CNA Explains: Is the US strengthening Asian alliances against China during a ‘critical moment’?

What is the US doing in Japan amid these tensions?

On Sunday, foreign and defence ministers from Japan and the US announced several measures to address what they said was an “evolving security environment”, noting various threats from China including its muscular maritime activities.

The allies described China as the “greatest strategic challenge” facing the Indo-Pacific region, calling Beijing’s behaviour in the South and East China Seas “provocative”.

America said it would revamp its military command in Japan from what is largely an administrative headquarters to a joint operational one.

US Defense Secretary Lloyd Austin called this upgrade the “most significant change” to US Forces Japan since its creation. The headquarters will serve as a counterpart to the Japan Self-Defense Forces Joint Operations Command, which is set to go into effect in March 2025.

Austin said the command upgrade was “not based on any threat from China” but reflected the allies’ desire to work more closely and effectively.

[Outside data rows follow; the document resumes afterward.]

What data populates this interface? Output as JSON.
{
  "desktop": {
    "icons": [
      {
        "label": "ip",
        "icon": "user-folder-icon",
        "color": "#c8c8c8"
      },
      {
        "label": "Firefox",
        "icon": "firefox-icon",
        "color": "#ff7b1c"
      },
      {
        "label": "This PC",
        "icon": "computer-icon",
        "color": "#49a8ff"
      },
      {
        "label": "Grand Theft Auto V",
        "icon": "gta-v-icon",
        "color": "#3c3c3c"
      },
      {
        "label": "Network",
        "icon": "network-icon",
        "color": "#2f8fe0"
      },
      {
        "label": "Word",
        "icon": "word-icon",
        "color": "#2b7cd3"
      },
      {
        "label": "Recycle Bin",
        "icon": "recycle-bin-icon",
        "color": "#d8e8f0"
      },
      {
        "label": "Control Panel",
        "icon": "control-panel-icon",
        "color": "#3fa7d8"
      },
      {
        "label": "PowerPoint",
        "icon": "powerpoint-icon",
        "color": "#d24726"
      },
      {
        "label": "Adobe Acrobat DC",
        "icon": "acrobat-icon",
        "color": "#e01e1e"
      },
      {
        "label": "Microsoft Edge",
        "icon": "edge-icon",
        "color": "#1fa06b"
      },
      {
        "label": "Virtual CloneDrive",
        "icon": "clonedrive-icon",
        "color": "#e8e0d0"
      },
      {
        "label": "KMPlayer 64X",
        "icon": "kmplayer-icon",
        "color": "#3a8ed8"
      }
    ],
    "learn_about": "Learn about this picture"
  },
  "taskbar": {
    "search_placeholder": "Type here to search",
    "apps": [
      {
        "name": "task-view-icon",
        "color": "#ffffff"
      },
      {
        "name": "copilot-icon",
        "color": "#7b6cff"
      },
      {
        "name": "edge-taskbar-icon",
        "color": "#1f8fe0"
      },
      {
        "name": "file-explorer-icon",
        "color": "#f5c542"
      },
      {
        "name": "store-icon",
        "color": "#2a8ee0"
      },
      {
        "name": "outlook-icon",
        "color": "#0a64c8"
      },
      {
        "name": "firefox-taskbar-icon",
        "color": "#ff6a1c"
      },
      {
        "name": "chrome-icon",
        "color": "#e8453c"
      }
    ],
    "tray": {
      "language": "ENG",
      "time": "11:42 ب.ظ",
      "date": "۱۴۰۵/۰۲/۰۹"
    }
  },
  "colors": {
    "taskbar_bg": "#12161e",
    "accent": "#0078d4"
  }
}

“The strategy of coordination that Japan and the United States are trying to enhance is really significant,” Kei Koga, Associate Professor at the Public Policy and Global Affairs Programme in Nanyang Technological University’s School of Social Sciences, told CNA’s East Asia Tonight programme.

“The coordination of military planning and policy planning together – they could actually (build on the) effectiveness of the joint cooperation among the agencies in Japan.”

Koga noted that both countries have “really similar” perspectives on China, with a long history of cooperation in terms of defence, politics and diplomacy.